Von Ben Witter

Man konnte vom Bahnhof nicht durch den Wald in das Waldlokal gehen. Ich mußte neben der Chaussee hergehen. Zwischen dem Waldesrand und der Chaussee lag ein Graben. Der Sommerweg zwischen dem Grabenrand und dem Chausseerand bestand aus Sand, Steinen und Grasnarben. Zwischen dem Rand vor dem Sommerweg und dem Grabenrand waren auch Brennnesseln.

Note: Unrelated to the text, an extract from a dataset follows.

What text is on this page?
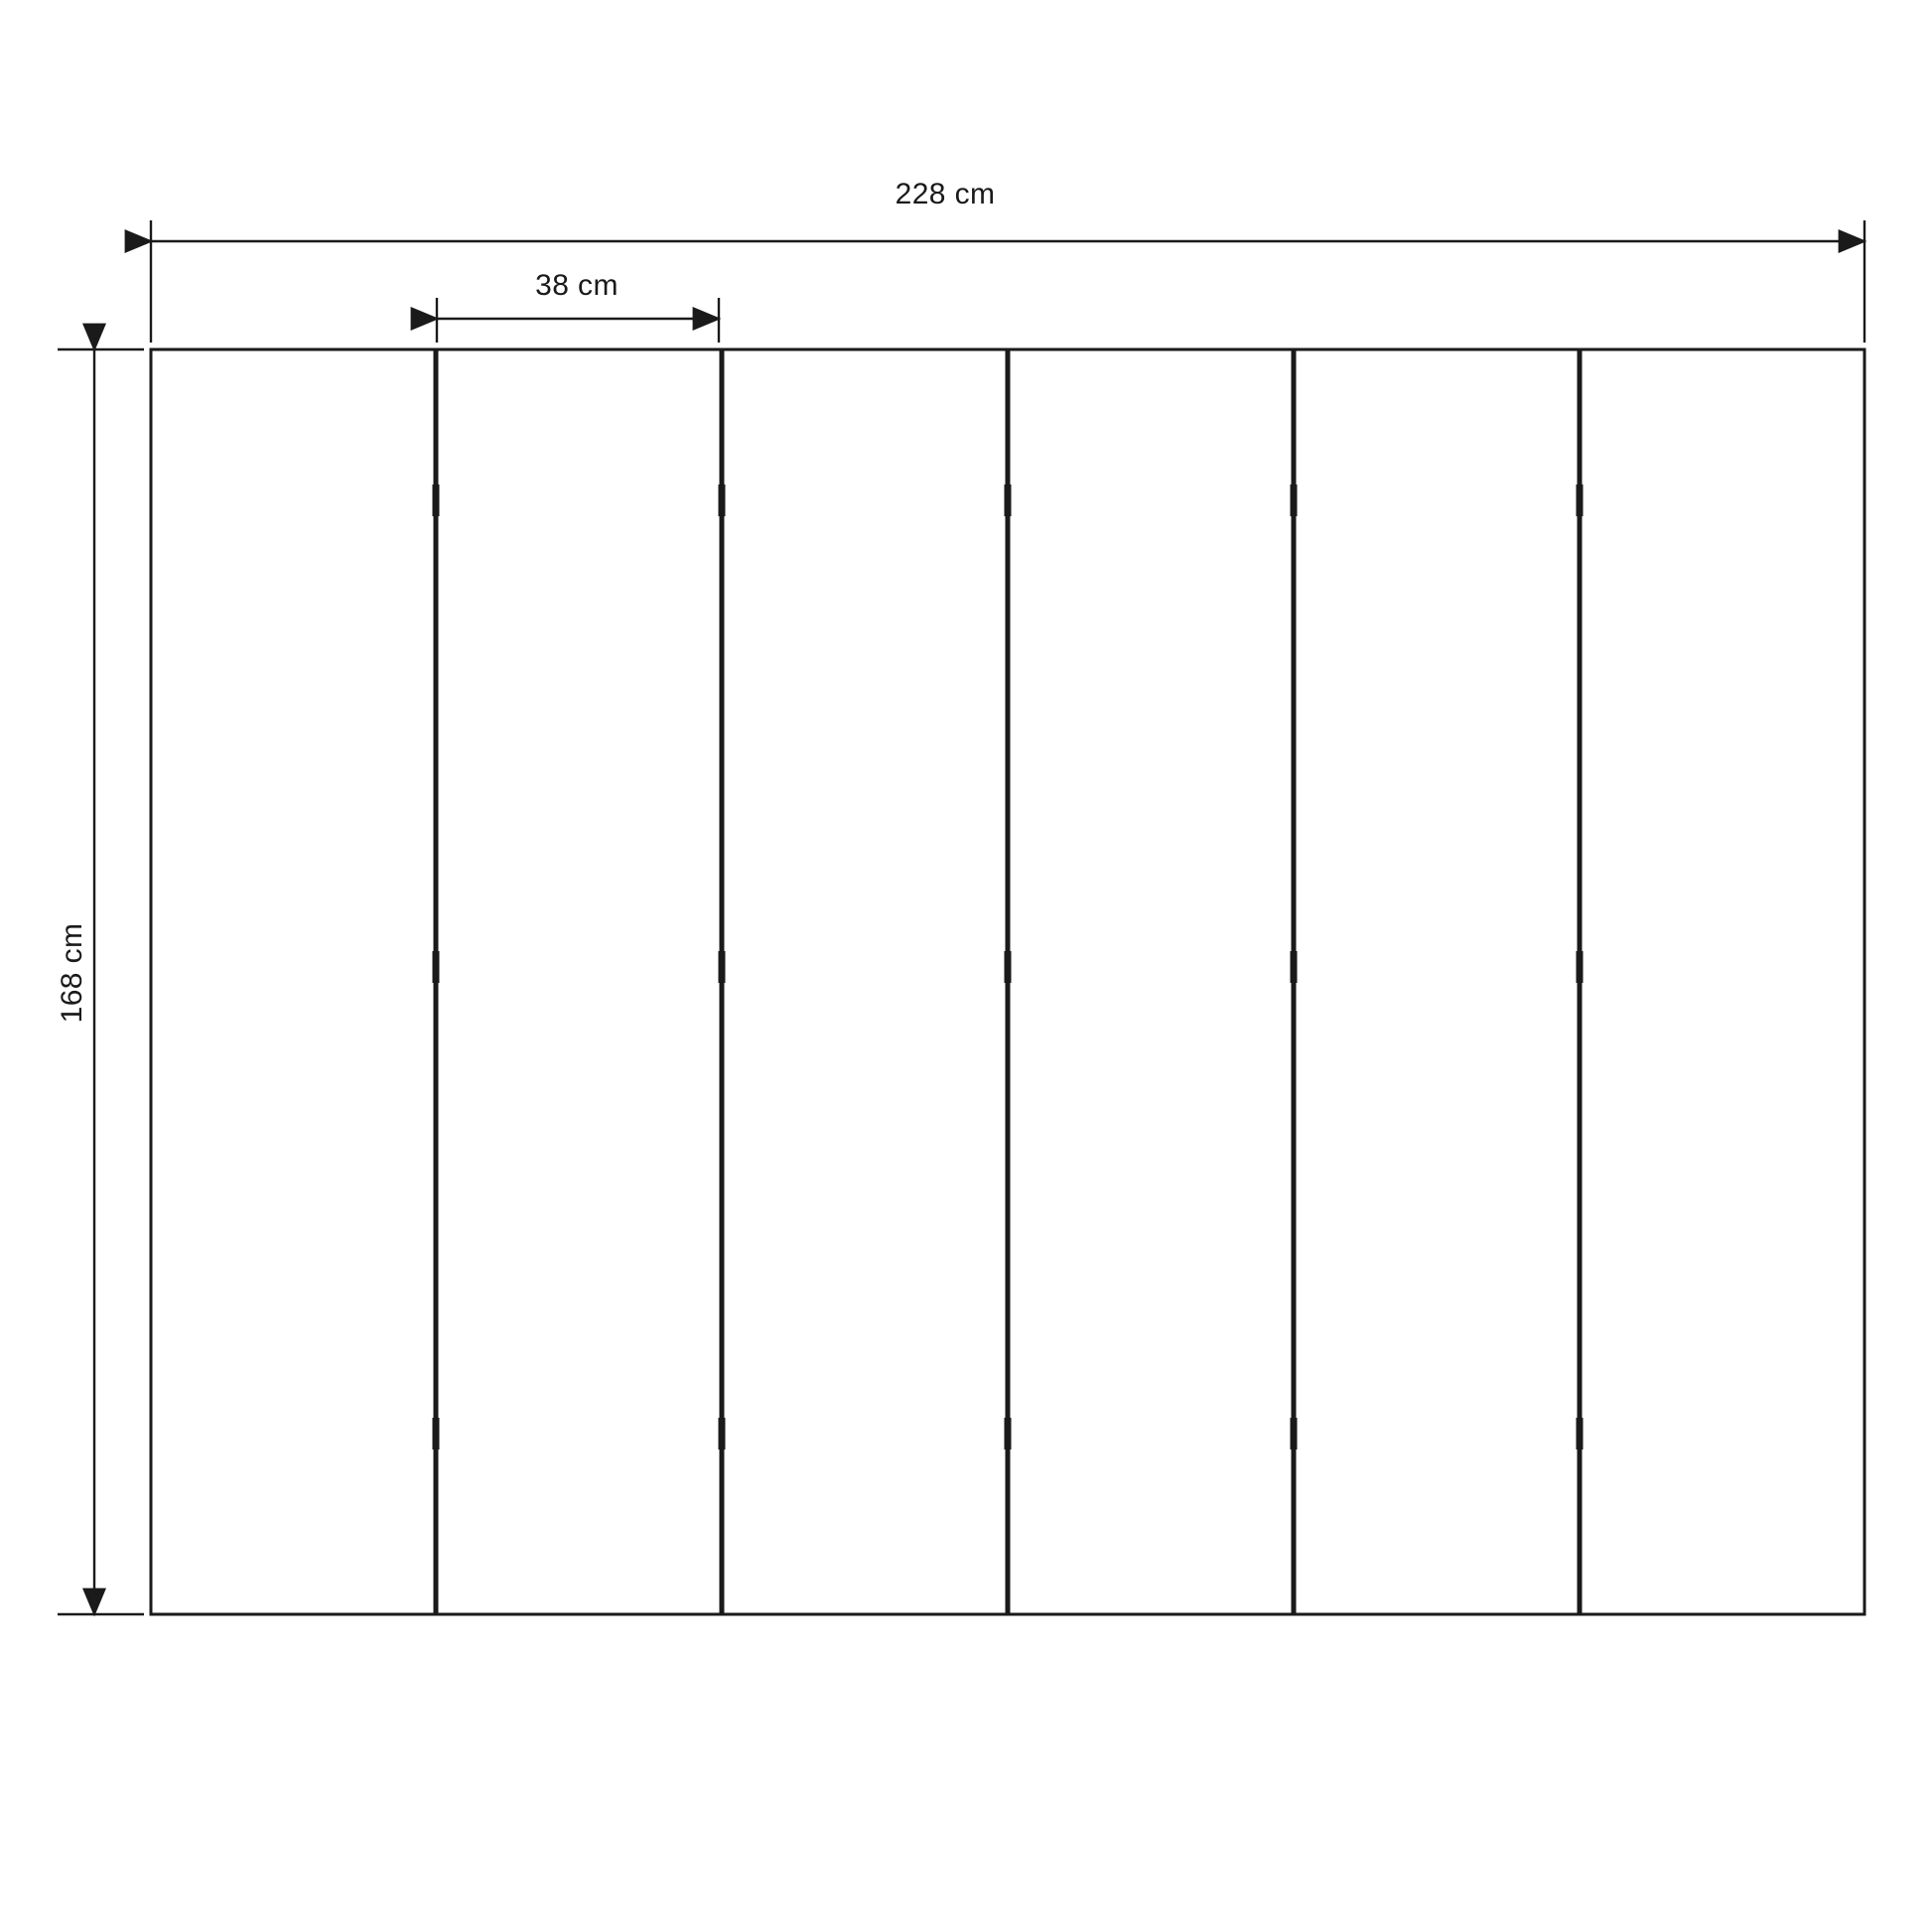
228 cm
38 cm
168 cm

Ein Schatten, ein Luftzug, ein singender Ton, der hinter mir abfiel; ich drehte mich um: Das war ein Sportwagen gewesen. Ich ging weiter. Drei Wagen, dicht hintereinander, heulten an mir vorbei, mit dreifachem Luftzug, und der singende Ton hinter mir schwoll lange nicht ab. Noch ein Wagen. Ganz dicht raste er an mir vorbei. Mein Jackett blähte sich auf und flatterte. Ich ging auf dem Grabenrand und rutschte ab, blieb aber auf dem Sommerweg. Ich zählte die Wagen. Dann sah ich einen Wagen heranbrausen, ein aufgeblähter Ärmel hing heraus, ich bückte mich rechtzeitig und machte eine Wendung mit dem Oberkörper zum Grabenrand hin. In meinem Nacken kribbelte es. Das Kribbeln ging höher. Ich starrte auf den Sand, die Steine und die Grasnarben und fingen zu laufen, und mußte abwechselnd vom Grabenrand auf den Sommerweg springen, um den Steinen und Grasnarben auszuweichen. Stürzen durfte ich nicht, dann würde ich auf die Chaussee fallen.

Ein Wagen fuhr zu weit rechts. Ich blieb stehen. Ich hob den Arm. Ich schloß die Augen. Ich wartete, was außer dem Luftzug noch kommen konnte; nichts als der singende Ton, der hinter mir abfiel. Ich ging weiter. Ich ging ins Waldlokal. Es war überfüllt. Überall standen Autos.

Ich machte kehrt und ging neben der anderen Seite der Chaussee wieder zum Bahnhof.